Story highlights

The USS Kauffman's deployment is the last for Oliver Hazard Perry-class frigates

Perry-class frigates have been in the U.S. Navy for almost 40 years

In the 1980s, attacks nearly sank two Perry-class frigates in the Persian Gulf

Navy secretary says littoral combat ships will be the new frigates

CNN  — 

When the USS Kauffman steamed out of Norfolk Naval Station earlier this month, it marked the beginning of the end for an entire class of vessels in the U.S. Navy.

The Oliver Hazard Perry-class frigate will be the last of more than four dozen such ships to put itself in harm’s way.

“I am honored and humbled to have this opportunity to lead such a capable and proud group of sailors on this, the final deployment of an FFG-7 class ship, and to be the last in a great line of frigate commanding officers,” the Kauffman’s skipper, Cmdr. Michael Concannon, said in a Navy statement.

The final mission for the Kauffman and its crew of 250 will be to combat drug trafficking in the U.S. Southern Command’s area of responsibility, the waters of the Caribbean and off the coasts of Central and South America.

“What a fitting mission for this great ship and crew to leave as its final legacy, keeping drugs off the streets of America by stopping them at the source,” Concannon said.

After it returns from the drug trafficking mission, the Kauffman will have spent more than 28 years in the U.S. Navy. It will be decommissioned in September and possibly put up for sale to an allied navy.

The first of the Perry class, the USS Oliver Hazard Perry, was launched in 1976. The Navy once had 51 of the Perry-class ships, which were up to 453 feet long and displaced as much as 4,300 tons. They enjoyed a reputation for toughness, especially after two suffered battle damage in the Persian Gulf in the late 1980s.

Perhaps the most famous of the Perry-class ships was the USS Stark, which survived a deadly attack in the Persian Gulf. Thirty-seven U.S. sailors were killed on May 17, 1987, when an Iraqi jet fired two Exocet missiles into the ship while it was on patrol during the Iran-Iraq war.
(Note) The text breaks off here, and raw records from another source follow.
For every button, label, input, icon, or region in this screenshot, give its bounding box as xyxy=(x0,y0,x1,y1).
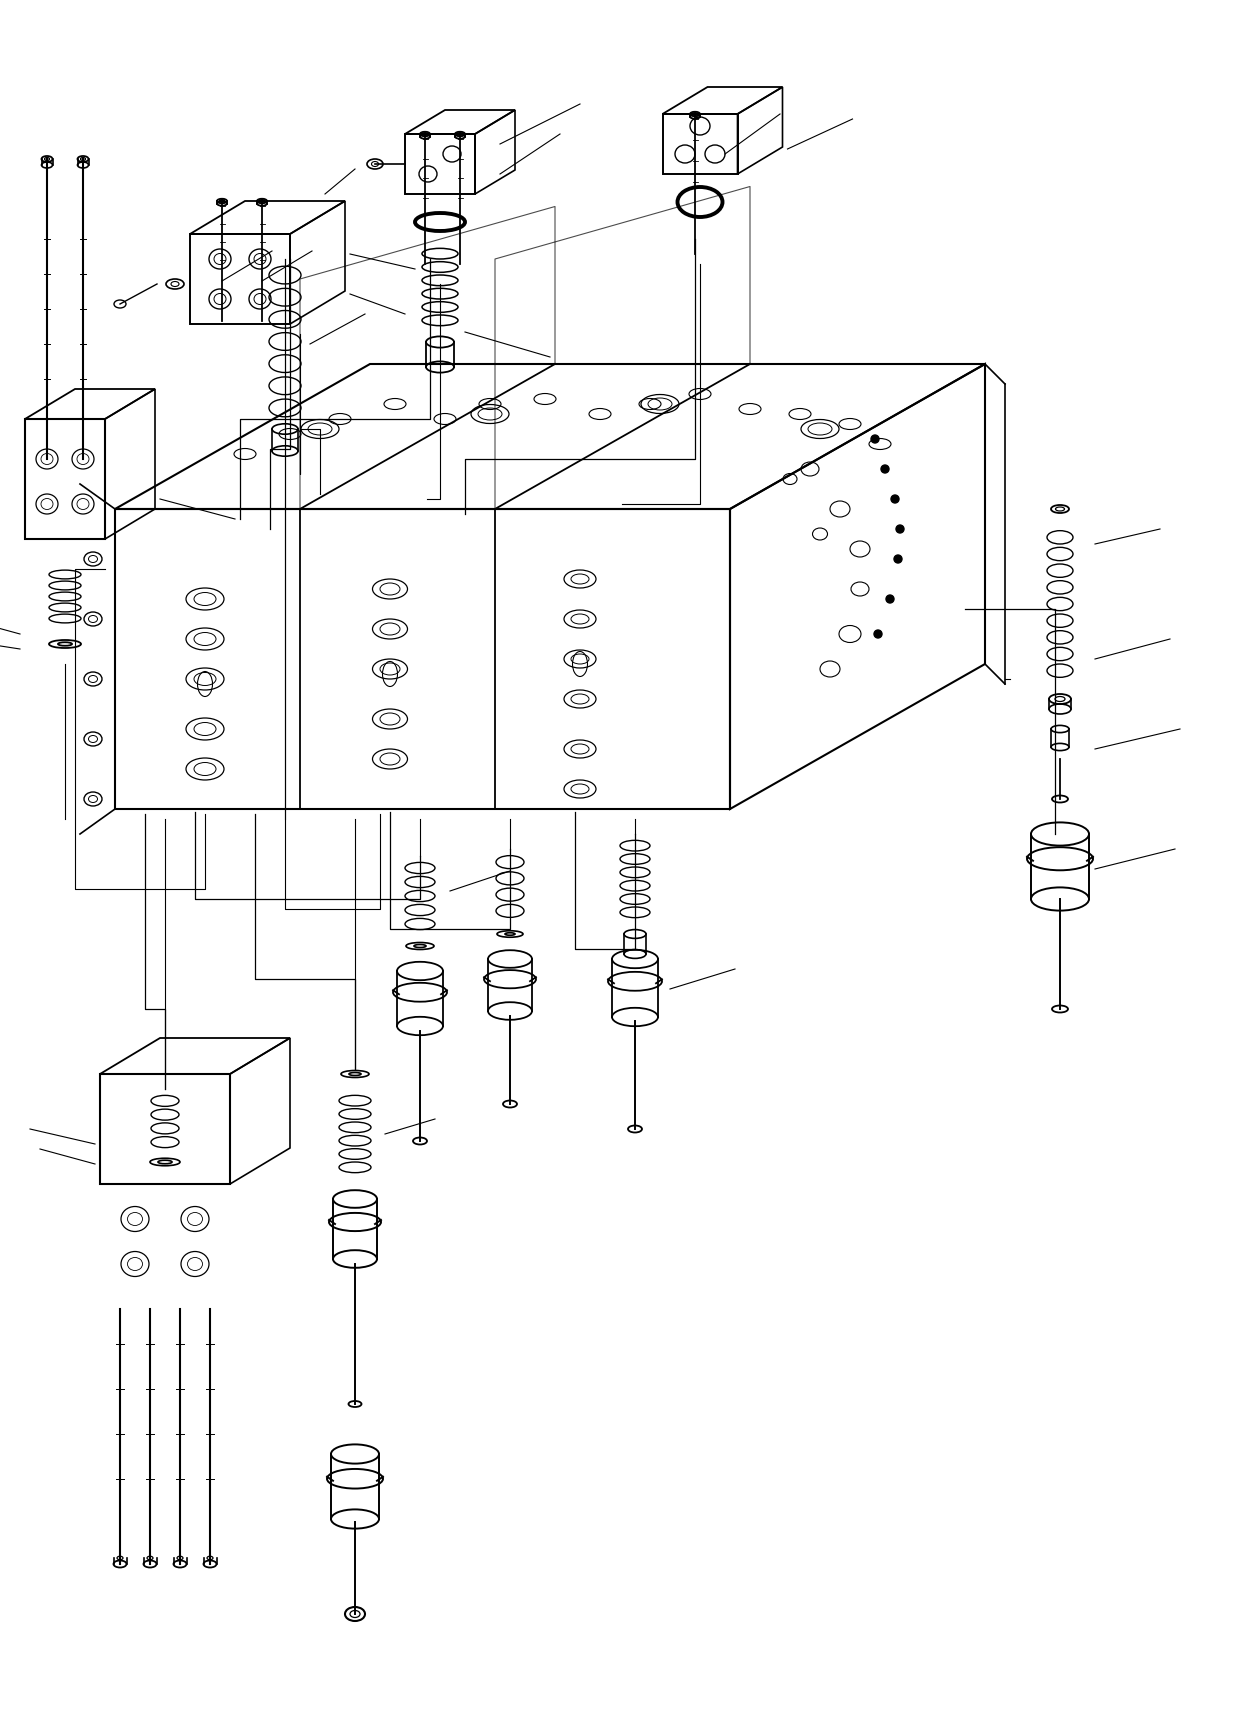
Bar xyxy=(663,114,738,175)
Bar xyxy=(100,1074,231,1185)
Circle shape xyxy=(891,497,900,503)
Circle shape xyxy=(871,436,878,443)
Circle shape xyxy=(873,631,882,638)
Circle shape xyxy=(881,465,888,474)
Bar xyxy=(25,420,105,540)
Circle shape xyxy=(896,526,905,533)
Circle shape xyxy=(893,555,902,564)
Circle shape xyxy=(886,595,893,604)
Bar xyxy=(405,135,475,195)
Bar xyxy=(189,235,290,325)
Less than a year later, another Perry-class frigate, the USS Samuel B. Roberts, was struck by an Iranian mine, wounding 10 of its crew, blowing a 15-foot hole in its hull and breaking the frigate’s keel, damage that almost always sends a ship to the bottom. The crew of the Roberts, however, was able to save the vessel, in part by using heavy steel cables to tie cracked portions of the ship’s superstructure together. The Roberts was then loaded onto another ship, the Mighty Servant 2, in Dubai and transported back to the U.S., ship on ship.

Both the Stark and the Roberts were eventually fully repaired and returned to the fleet. The Stark was scrapped in 2006. The Roberts completed what is expected to be its final mission in December, with its decommissioning planned for this year.

The Navy defines the primary missions of frigates as protecting shipping and anti-submarine warfare. Those duties will be taken up by the service’s new littoral combat ships, 20 of which are either in the fleet, under construction or under contract.

Navy Secretary Ray Mabus announced last week that the LCS will succeed the Perry-class frigates in more than mission.

“Somehow, in the 21st century, we started naming ships with strange acronyms … instead of from our naval traditions … so we are going to change the hull designation of the ‪#‎LCS‬‬ class ships to FF (frigate) … appropriate and traditional name,” Mabus said in a speech to the Surface Navy Association’s annual symposium.

Those newly designated frigates will join the world’s oldest active warship in the U.S. Navy’s frigate fleet, the USS Constitution. Nicknamed “Old Ironsides,” the Navy’s historic tall-masted showpiece was commissioned in 1797 and sails from Boston Harbor to promote the service.